The canal transformed New York City into the commercial capital it remains today. Prior to the canal’s construction, the ports of Boston, Philadelphia and New Orleans outranked New York in size.

But the construction of the Erie Canal gave New York City (via the Hudson River) direct water access to the Great Lakes and regions of the Midwest. As the gateway to these resource-rich lands, New York soon became the nation’s economic epicenter and the primary port of entry to the United States for European immigrants.

New York City’s population quadrupled between 1820 and 1850. Financing of the Erie Canal’s construction allowed the city to eclipse Philadelphia as the country’s most important banking center.

The Erie Canal also provided an economic boost to the entire United States by allowing the transport of goods at one-tenth the previous cost in less than half the previous time. By 1853, the Erie Canal carried 62 percent of all U.S. trade.

For the first time, manufactured goods such as furniture and clothing could be shipped in bulk to the frontier.

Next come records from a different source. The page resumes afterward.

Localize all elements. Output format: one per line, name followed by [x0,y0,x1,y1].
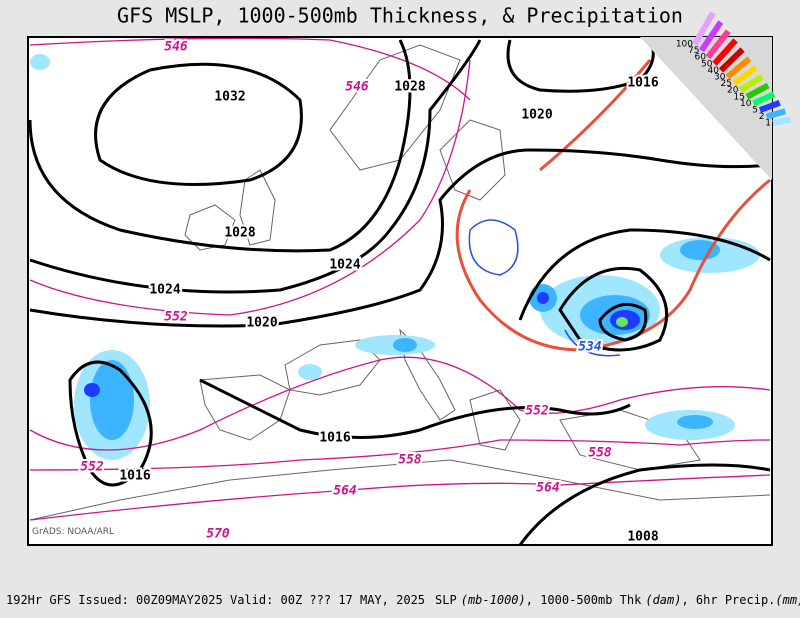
footer-precip: , 6hr Precip. [681,593,775,607]
pressure-label: 1024 [329,258,360,273]
legend-label: 60 [695,53,707,63]
legend-swatch [692,11,716,46]
legend-label: 1 [765,119,771,129]
map-frame [27,36,773,546]
legend-label: 15 [734,92,745,102]
legend-swatch [745,82,770,100]
footer-slp-unit: (mb-1000) [461,593,526,607]
thickness-label: 558 [398,453,422,468]
thickness-cold [468,219,621,357]
legend-bg [640,37,772,180]
thickness-label: 570 [206,527,230,542]
credit: GrADS: NOAA/ARL [32,527,114,537]
pressure-label: 1020 [521,108,552,123]
legend-label: 25 [721,79,732,89]
pressure-label: 1016 [627,76,658,91]
legend-label: 2 [759,112,765,122]
pressure-label: 1008 [627,530,658,545]
thickness-label: 564 [333,484,357,499]
pressure-label: 1020 [246,316,277,331]
legend-swatch [732,65,758,87]
footer-slp: SLP [435,593,457,607]
footer-thk: , 1000-500mb Thk [526,593,642,607]
thickness-label: 552 [525,404,549,419]
legend-swatch [765,108,787,120]
footer: 192Hr GFS Issued: 00Z09MAY2025 Valid: 00… [6,593,800,607]
footer-precip-unit: (mm) [775,593,800,607]
thickness-label: 546 [345,80,369,95]
legend-label: 40 [708,66,720,76]
thickness-label: 546 [164,40,188,55]
footer-run: 192Hr GFS Issued: 00Z09MAY2025 Valid: 00… [6,593,425,607]
legend-label: 30 [714,73,726,83]
legend-swatch [699,20,724,53]
legend-swatch [758,99,781,113]
thickness-label-cold: 534 [578,340,602,355]
legend-swatch [705,29,731,60]
legend-swatch [725,56,752,80]
pressure-label: 1028 [394,80,425,95]
thickness-label: 552 [164,310,188,325]
legend-swatch [752,91,776,107]
legend-swatch [738,74,764,93]
legend-swatch [772,116,792,127]
legend-label: 20 [727,86,739,96]
legend-label: 50 [701,59,713,69]
pressure-label: 1032 [214,90,245,105]
legend-swatch [712,38,738,66]
legend-label: 5 [752,106,758,116]
map-title: GFS MSLP, 1000-500mb Thickness, & Precip… [117,4,683,28]
pressure-label: 1016 [119,469,150,484]
footer-thk-unit: (dam) [645,593,681,607]
pressure-label: 1024 [149,283,180,298]
pressure-label: 1016 [319,431,350,446]
thickness-label: 558 [588,446,612,461]
thickness-540 [455,59,771,352]
legend-label: 10 [740,99,752,109]
pressure-contours [28,39,771,546]
thickness-label: 552 [80,460,104,475]
legend-label: 75 [688,46,699,56]
thickness-label: 564 [536,481,560,496]
legend-swatch [718,47,745,73]
pressure-label: 1028 [224,226,255,241]
legend-label: 100 [676,40,693,50]
thickness-contours [29,37,771,521]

Farmers in western New York and the Midwest now had cash to purchase consumer goods, because they could more cheaply ship wheat, corn and other crops to lucrative East Coast markets.

The Erie Canal also helped to stimulate America’s nascent tourism industry. It attracted vacationers, including Europeans such as Charles Dickens. Thousands of tourists floated down the canal on excursions from New York City to Niagara Falls.